Public high schools in Rhode Island are using course management and portfolio tools and a goal-tagging system developed by Sean Keesler, Jim Pease and Huan Yang of the Living School Book (LSB) program in Syracuse University’s School of Education.

Keesler and his team adapted the Sakai course management and portfolio tools and goal-tagging system to document students’ mastery of the Rhode Island learning standards. The portfolio tools are currently being used in a pilot program involving 18 school districts and 37 high schools in Rhode Island. The portfolios replace the standardized tests used by the rest of Rhode Island’s high schools and other states to meet federal No Child Left Behind (NCLB) requirements.

To use the electronic portfolios, high school students upload the artifacts they believe best demonstrate their mastery of the state’s learning standards (and associated reflections) in graduation portfolios. The portfolios will be a requirement for graduation beginning next year.

“‘Working’ portfolios are collections of student assignments that their teachers have linked to particular learning standards,” says Keesler. “The assignments are submitted and archived via Sakai and tagged with LSB’s goal-aware tools.” Keesler says that to date Rhode Island is the only state in the nation that gives high school students and their teachers direct roles and a voice in the NCLB accountability process. “We have reason to be proud of the contributions SOE has made to these important developments,” he says.

Keesler and the LSB team also have been developing a local implementation of Sakai called SyrCLE (Syracuse Collaborative Learning Environment) to meet the following accountability requirements:

  • to meet an institution’s accountability requirements to external agencies (NCATE, Spellings Commission, State Education Boards, etc.);
  • to provide teachers with tools to collect and evaluate the performance data collected from their classes; and
  • to allow students to communicate their unique learning goals to teachers and to take an active role in evaluating their own progress.
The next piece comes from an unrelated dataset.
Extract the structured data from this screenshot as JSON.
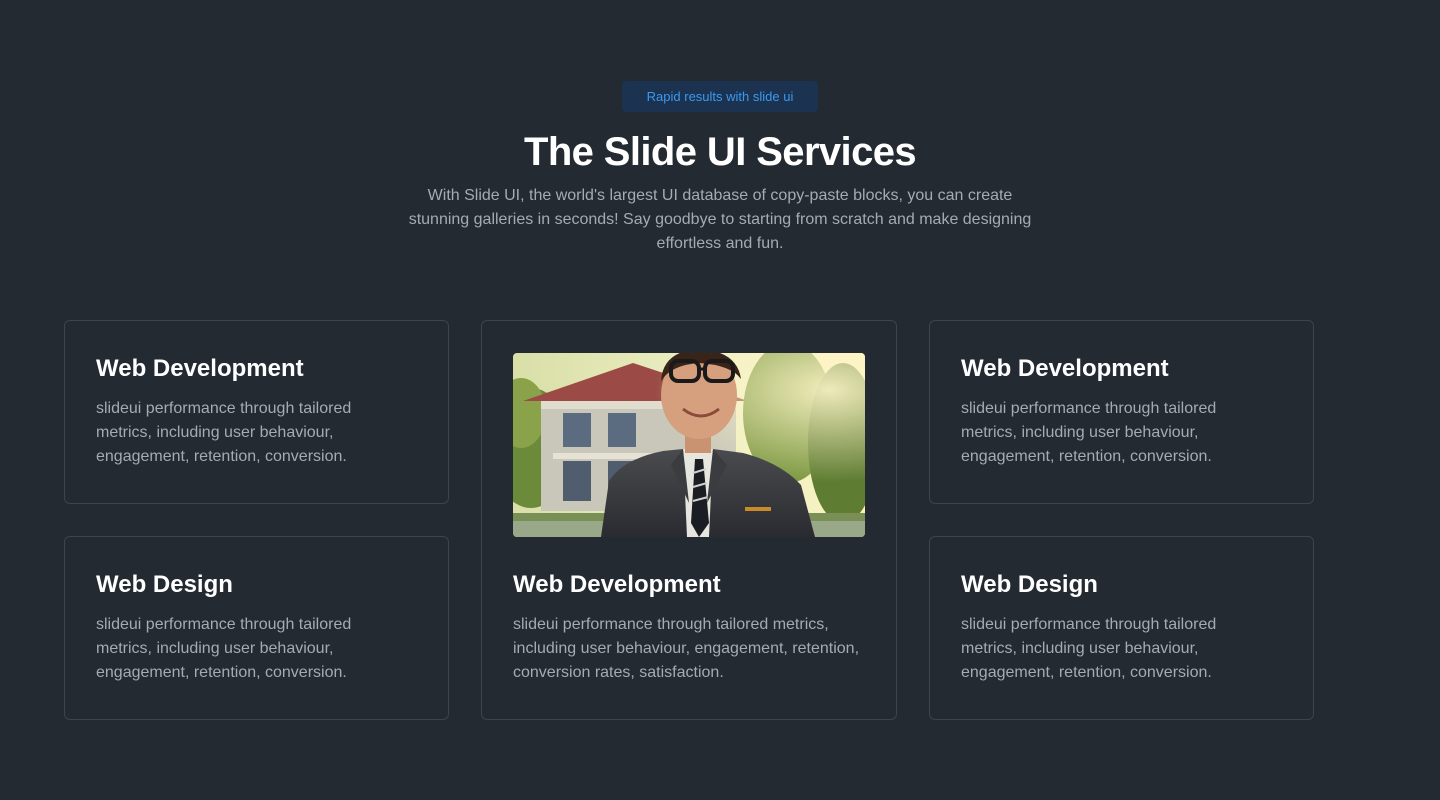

Keesler and the LSB have collaborated with a consortium of educators and systems experts at other colleges and universities over the last two years through the Sakai and Open Source Portfolio community while developing these tools. However, they have maintained a unique focus. “We have a very different approach to the development of these tools than many of the other schools in the consortium because of the interest we have in representing the interests of both students and teachers in the software,” says Keesler. He will present LSB’s approach and recent software advances at the next Open Source conference in June.
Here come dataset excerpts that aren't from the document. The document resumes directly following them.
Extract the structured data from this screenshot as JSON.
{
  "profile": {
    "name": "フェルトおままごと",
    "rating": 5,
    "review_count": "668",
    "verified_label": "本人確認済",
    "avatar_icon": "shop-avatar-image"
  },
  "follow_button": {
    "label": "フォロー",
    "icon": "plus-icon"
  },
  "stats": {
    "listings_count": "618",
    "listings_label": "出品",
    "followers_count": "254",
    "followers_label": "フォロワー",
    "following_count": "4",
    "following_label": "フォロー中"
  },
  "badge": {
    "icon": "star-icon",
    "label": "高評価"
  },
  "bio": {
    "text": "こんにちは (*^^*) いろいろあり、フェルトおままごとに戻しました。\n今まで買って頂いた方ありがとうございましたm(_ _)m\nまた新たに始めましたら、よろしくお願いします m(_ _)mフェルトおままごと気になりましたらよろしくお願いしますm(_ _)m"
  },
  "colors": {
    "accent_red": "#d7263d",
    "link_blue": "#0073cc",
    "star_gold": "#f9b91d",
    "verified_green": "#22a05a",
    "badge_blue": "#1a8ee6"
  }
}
The Living SchoolBook (LSB) is a research and development unit of Syracuse University’s School of Education that serves as an incubator of creative approaches to the integration of technology in teaching and learning, through the collaborative efforts of university faculty, K-12 educators, university and K-12 students, community agencies and members of LSB’s technical staff. LSB’s primary focus is on developing technology that promotes the active engagement of all students in learning.